Babamin bana bahşettiği hediyesi... 12 yaşlarımdayken sekreter sevgisiline gitmek için bahanelerle bizi ve annemi sırf canı öyle istediği için sıkıntıya sokup, kavga çıkartıp stres atıp terk ettiği, sonra vazgeçip geri döndüğü gel git zamanları bende kaygı bozukluğu yaratti. Annemin de onu affetmesi bu süreci uzatmıştı. 32 yaşındayım iki ebeveynimin birleşerek yarattığı eseri hayatımın her anında yanimda... (Bunu birine anlatmak zorken burda yazmak çok kolay oldu)
Son zamanlarda toplumda herkeste görülen hastalık gerçekten bu hastalıktan olanların sayısında ciddi bir artış var ama bazıları cidden pick me yani sende böyle bir hastalık var diye kimse senin peşinden koşmuyor.
ilk defa 2-3 sene once falan yasamistim. ilk defa yasadiginizda ne oldugunu bilmediginiz icin hayatiniz gercekten cehenneme donuyor. ne oldugunu ogrendikten sonra iyilesmeseniz bile, asla ne oldugunu bilmeden yasadiginiz ataklar kadar kotu olmuyor. internette baya entry okudum ama iyilestigini yazan insan sayisi gercekten az. zaten genel olarak internete insanlar biseyden sikayeti varsa yaziyor, memnun oldugu icin cok nadir yazar.
neyse, 2-3 sene once 2-3 ay gibi bi surecte meditasyon, spor ve bazi kitaplari okuyarak atlatmistim.(beyhan budak'in kitaplari ve iyi hissetmek kitabi).

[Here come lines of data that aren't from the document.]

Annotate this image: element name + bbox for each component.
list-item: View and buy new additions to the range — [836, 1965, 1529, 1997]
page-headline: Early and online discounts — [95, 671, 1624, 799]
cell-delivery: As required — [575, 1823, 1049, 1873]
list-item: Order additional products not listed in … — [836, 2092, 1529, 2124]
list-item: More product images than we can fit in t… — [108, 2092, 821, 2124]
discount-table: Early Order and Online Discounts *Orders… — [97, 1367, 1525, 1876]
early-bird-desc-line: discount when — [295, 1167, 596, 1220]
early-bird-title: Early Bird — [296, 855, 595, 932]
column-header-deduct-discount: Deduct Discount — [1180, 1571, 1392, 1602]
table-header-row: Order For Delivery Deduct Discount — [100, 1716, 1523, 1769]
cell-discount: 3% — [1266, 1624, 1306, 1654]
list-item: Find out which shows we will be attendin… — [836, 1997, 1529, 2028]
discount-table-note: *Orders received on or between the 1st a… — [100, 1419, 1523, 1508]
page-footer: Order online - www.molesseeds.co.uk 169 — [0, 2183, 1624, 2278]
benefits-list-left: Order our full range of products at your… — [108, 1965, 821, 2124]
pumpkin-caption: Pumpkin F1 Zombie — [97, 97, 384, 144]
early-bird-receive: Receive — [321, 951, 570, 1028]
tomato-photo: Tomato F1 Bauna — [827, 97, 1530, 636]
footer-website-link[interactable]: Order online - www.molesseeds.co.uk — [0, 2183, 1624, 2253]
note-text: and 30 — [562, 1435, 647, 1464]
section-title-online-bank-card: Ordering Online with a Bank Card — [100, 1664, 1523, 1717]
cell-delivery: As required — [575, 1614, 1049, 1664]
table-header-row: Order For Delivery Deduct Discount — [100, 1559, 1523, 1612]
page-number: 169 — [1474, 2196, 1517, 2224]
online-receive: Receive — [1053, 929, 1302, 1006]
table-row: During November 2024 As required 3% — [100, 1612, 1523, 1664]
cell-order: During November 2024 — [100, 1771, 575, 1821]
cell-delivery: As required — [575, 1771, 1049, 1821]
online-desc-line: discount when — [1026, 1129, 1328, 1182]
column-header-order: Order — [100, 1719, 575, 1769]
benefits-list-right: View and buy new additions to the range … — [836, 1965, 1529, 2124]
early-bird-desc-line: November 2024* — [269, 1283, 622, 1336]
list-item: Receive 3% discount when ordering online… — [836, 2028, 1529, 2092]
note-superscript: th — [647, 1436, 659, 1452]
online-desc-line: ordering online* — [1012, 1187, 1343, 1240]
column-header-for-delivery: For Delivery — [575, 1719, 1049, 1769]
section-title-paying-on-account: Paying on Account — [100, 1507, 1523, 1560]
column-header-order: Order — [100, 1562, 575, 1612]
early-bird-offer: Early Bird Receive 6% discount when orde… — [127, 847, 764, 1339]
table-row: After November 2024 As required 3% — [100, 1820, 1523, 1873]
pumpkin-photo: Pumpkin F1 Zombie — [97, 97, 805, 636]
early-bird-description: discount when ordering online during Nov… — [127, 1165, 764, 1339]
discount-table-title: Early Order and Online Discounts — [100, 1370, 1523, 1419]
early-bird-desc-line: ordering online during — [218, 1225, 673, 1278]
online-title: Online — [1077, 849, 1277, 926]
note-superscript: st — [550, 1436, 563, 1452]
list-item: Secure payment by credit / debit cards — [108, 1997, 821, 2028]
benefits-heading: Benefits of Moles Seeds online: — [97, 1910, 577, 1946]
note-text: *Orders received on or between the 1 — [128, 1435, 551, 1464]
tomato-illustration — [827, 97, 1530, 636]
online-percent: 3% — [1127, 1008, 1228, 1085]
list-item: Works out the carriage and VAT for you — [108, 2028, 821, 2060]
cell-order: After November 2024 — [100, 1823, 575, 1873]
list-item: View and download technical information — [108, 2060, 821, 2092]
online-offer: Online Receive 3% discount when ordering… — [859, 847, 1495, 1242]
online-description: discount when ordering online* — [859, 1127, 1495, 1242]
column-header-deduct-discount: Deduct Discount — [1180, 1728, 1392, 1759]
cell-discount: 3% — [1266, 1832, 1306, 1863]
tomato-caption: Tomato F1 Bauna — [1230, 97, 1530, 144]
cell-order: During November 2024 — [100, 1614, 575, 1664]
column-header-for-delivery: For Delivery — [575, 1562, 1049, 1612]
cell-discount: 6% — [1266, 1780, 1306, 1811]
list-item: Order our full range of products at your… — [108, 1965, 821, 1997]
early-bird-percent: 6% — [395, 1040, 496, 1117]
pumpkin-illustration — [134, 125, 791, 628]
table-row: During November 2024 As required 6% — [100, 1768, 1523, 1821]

1 ay once falan tekrar yasamaya basladim. nedeni baya komik. en azindan gorunen nedeni. uyuz olmustum ve 3-4 ay boyunca gecti mi gecmedi mi diye stres yapmaktan, en son tekrar anksiyete,panik sahibi oldum. artik olumlu yanindan bakiyorum ama. sanki bu hayatimi duzeltmek, bi ceki duzen vermem icin bi uyariymis gibi. tabi atagin geldigi en yogun anlarda bunlarin hicbiri fayda etmiyor, ama bir kere atlatmis olmanin, ve sonrasinda o gunlerin aklima bile gelmedigi bir 2 sene oldugu icin elimde, gececegini biliyorum. sizinki de gecicek merak etmeyin.

oyle yazmak istedim, icimi dokmek istedim. yoruyor mu yoruyor ama hayat iste. oluyor boyle seyler ne kadar zor da olsa...

ha tedavi icin bende en cok ise yarayan bir diger sey de, korktugunuz seyle ilgili en kotu senaryoyu kabullenmekti. biliyorum bu baya zor bir sey ama ya olursa diye kendinize surekli izdirap cektireceginize, olursa olsun, napalim caresine olduktan sonra bakariz, caresi olmayan bir korkunuz varsa da malesef bunu da kabullenmek lazim. kabullenmeniz o seyin olacagi anlamina gelmiyor, merak etmeyin, korkmayin.
“Takma kafana”, “geçer ya üzme kendini” şeklinde hiç iyi gelmeyen tersine sinir eden pek çok şey duyacaksınız bu dönemde.
Hiç sinir olmayın, okumadıysanız “şu hortumlu dünyada fil yalnız bir hayvandır” adlı kitabı okuyun, izlemediyseniz “avcunuzdaki kelebek” adlı konferansı dinleyin.
Hayatta hiç bir şeyin sağlığınızdan daha değerli olmadığına kendinizi ikna edip gezin dolaşın. Arkadaşlarınızla anılar biriktirin. (Bu ekonomide nasıl olur bilmem ama olduğu kadar) internette takılmak, bir şey satın almak, içki içmek gibi geçici mutluluk veren şeylere saplanıp kalmayın sakın. Bunların kalıcı etkisi yoktur, daha da kötü yapabilir hayatınızı. Söylediklerim iyi gelecek emin olun.